The quality of printed images produced by an inkjet printer depends in part on the resolution of the printer. Typically, higher or finer resolutions, where the printed dots are more closely spaced, results in higher quality images. Increasing the resolution of an inkjet printer increases the number of dots to be printed in a unit area by the product of the increase factor in each dimension in the grid. For example, doubling the print resolution from 300 to 600 dpi in a square grid results in four times as many dots per unit area. Consequently, without a decrease in dot size, four times as much ink would be printed in the same area. If too much ink is printed in a given area, the print medium can become saturated. Ink saturation can cause smudging and wrinkling of the medium.

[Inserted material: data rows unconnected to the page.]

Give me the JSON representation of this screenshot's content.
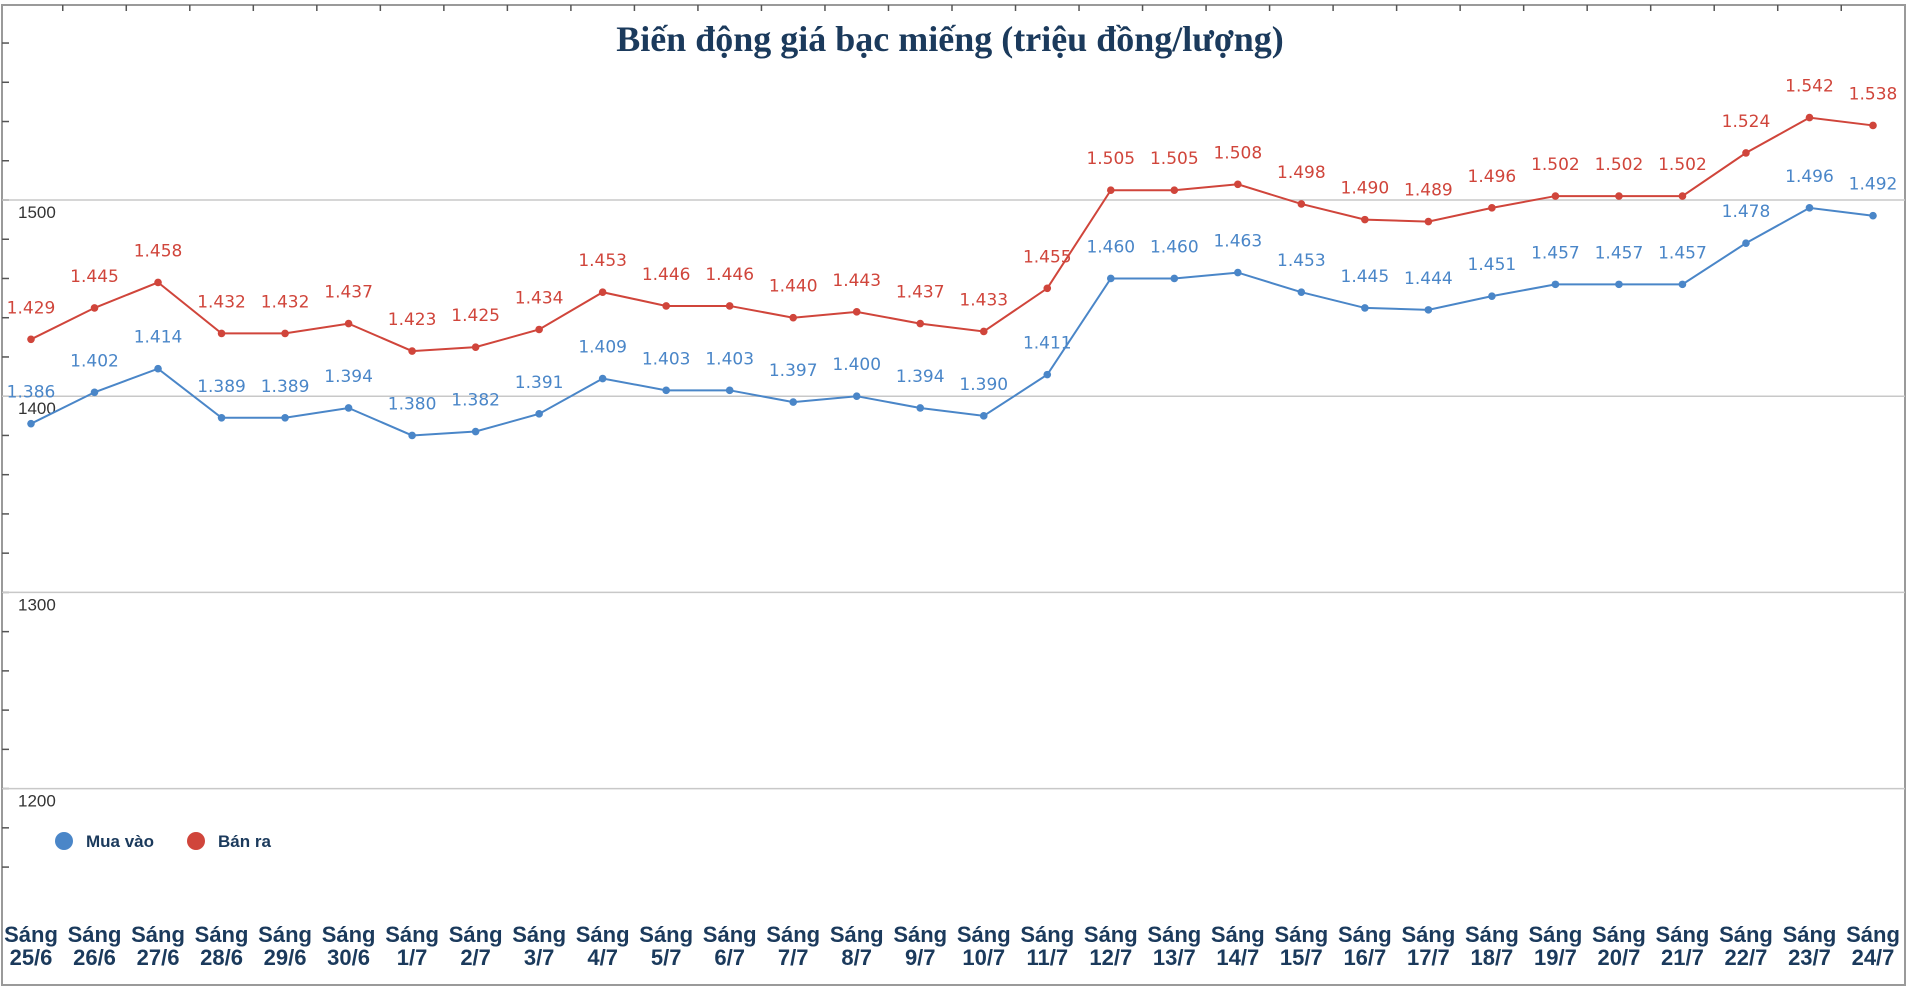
{
  "chart_data": {
    "type": "line",
    "title": "Biến động giá bạc miếng (triệu đồng/lượng)",
    "categories": [
      "Sáng 25/6",
      "Sáng 26/6",
      "Sáng 27/6",
      "Sáng 28/6",
      "Sáng 29/6",
      "Sáng 30/6",
      "Sáng 1/7",
      "Sáng 2/7",
      "Sáng 3/7",
      "Sáng 4/7",
      "Sáng 5/7",
      "Sáng 6/7",
      "Sáng 7/7",
      "Sáng 8/7",
      "Sáng 9/7",
      "Sáng 10/7",
      "Sáng 11/7",
      "Sáng 12/7",
      "Sáng 13/7",
      "Sáng 14/7",
      "Sáng 15/7",
      "Sáng 16/7",
      "Sáng 17/7",
      "Sáng 18/7",
      "Sáng 19/7",
      "Sáng 20/7",
      "Sáng 21/7",
      "Sáng 22/7",
      "Sáng 23/7",
      "Sáng 24/7"
    ],
    "series": [
      {
        "name": "Mua vào",
        "color": "#4a86c8",
        "values": [
          1386,
          1402,
          1414,
          1389,
          1389,
          1394,
          1380,
          1382,
          1391,
          1409,
          1403,
          1403,
          1397,
          1400,
          1394,
          1390,
          1411,
          1460,
          1460,
          1463,
          1453,
          1445,
          1444,
          1451,
          1457,
          1457,
          1457,
          1478,
          1496,
          1492
        ],
        "labels": [
          "1.386",
          "1.402",
          "1.414",
          "1.389",
          "1.389",
          "1.394",
          "1.380",
          "1.382",
          "1.391",
          "1.409",
          "1.403",
          "1.403",
          "1.397",
          "1.400",
          "1.394",
          "1.390",
          "1.411",
          "1.460",
          "1.460",
          "1.463",
          "1.453",
          "1.445",
          "1.444",
          "1.451",
          "1.457",
          "1.457",
          "1.457",
          "1.478",
          "1.496",
          "1.492"
        ]
      },
      {
        "name": "Bán ra",
        "color": "#d0453b",
        "values": [
          1429,
          1445,
          1458,
          1432,
          1432,
          1437,
          1423,
          1425,
          1434,
          1453,
          1446,
          1446,
          1440,
          1443,
          1437,
          1433,
          1455,
          1505,
          1505,
          1508,
          1498,
          1490,
          1489,
          1496,
          1502,
          1502,
          1502,
          1524,
          1542,
          1538
        ],
        "labels": [
          "1.429",
          "1.445",
          "1.458",
          "1.432",
          "1.432",
          "1.437",
          "1.423",
          "1.425",
          "1.434",
          "1.453",
          "1.446",
          "1.446",
          "1.440",
          "1.443",
          "1.437",
          "1.433",
          "1.455",
          "1.505",
          "1.505",
          "1.508",
          "1.498",
          "1.490",
          "1.489",
          "1.496",
          "1.502",
          "1.502",
          "1.502",
          "1.524",
          "1.542",
          "1.538"
        ]
      }
    ],
    "yticks": [
      1200,
      1300,
      1400,
      1500
    ],
    "ylim": [
      1150,
      1600
    ],
    "grid": true,
    "legend": "bottom-left"
  }
}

One way to avoid saturating a print medium when printing dots that are larger than optimal for the grid resolution is to reduce the size of each dot. However, significant reductions in dot size may be extremely difficult, if not impractical, to achieve.
Addressing and placing a dot of ink at every pixel location in a high-resolution grid requires many redundant nozzles, very slow print head travel across the medium, or very high firing frequency. With each of these options there is either increased cost, slowed performance, or difficult technical challenges.
Therefore a method of printing is needed that provides high-resolution printing using a dot size that is larger than optimal for the grid resolution, while avoiding ink saturation of the print medium.
Further, true high-resolution printing involves large amounts of image data. For example, 1200.times.1200 dpi printing involves four times as much data as 600.times.600 dpi printing. The standard parallel port interface between a host computer and a printer can become a data bottleneck when transferring high-resolution print data to the printer. Faster and more efficient methods of transferring print data from the host computer to the printer are needed.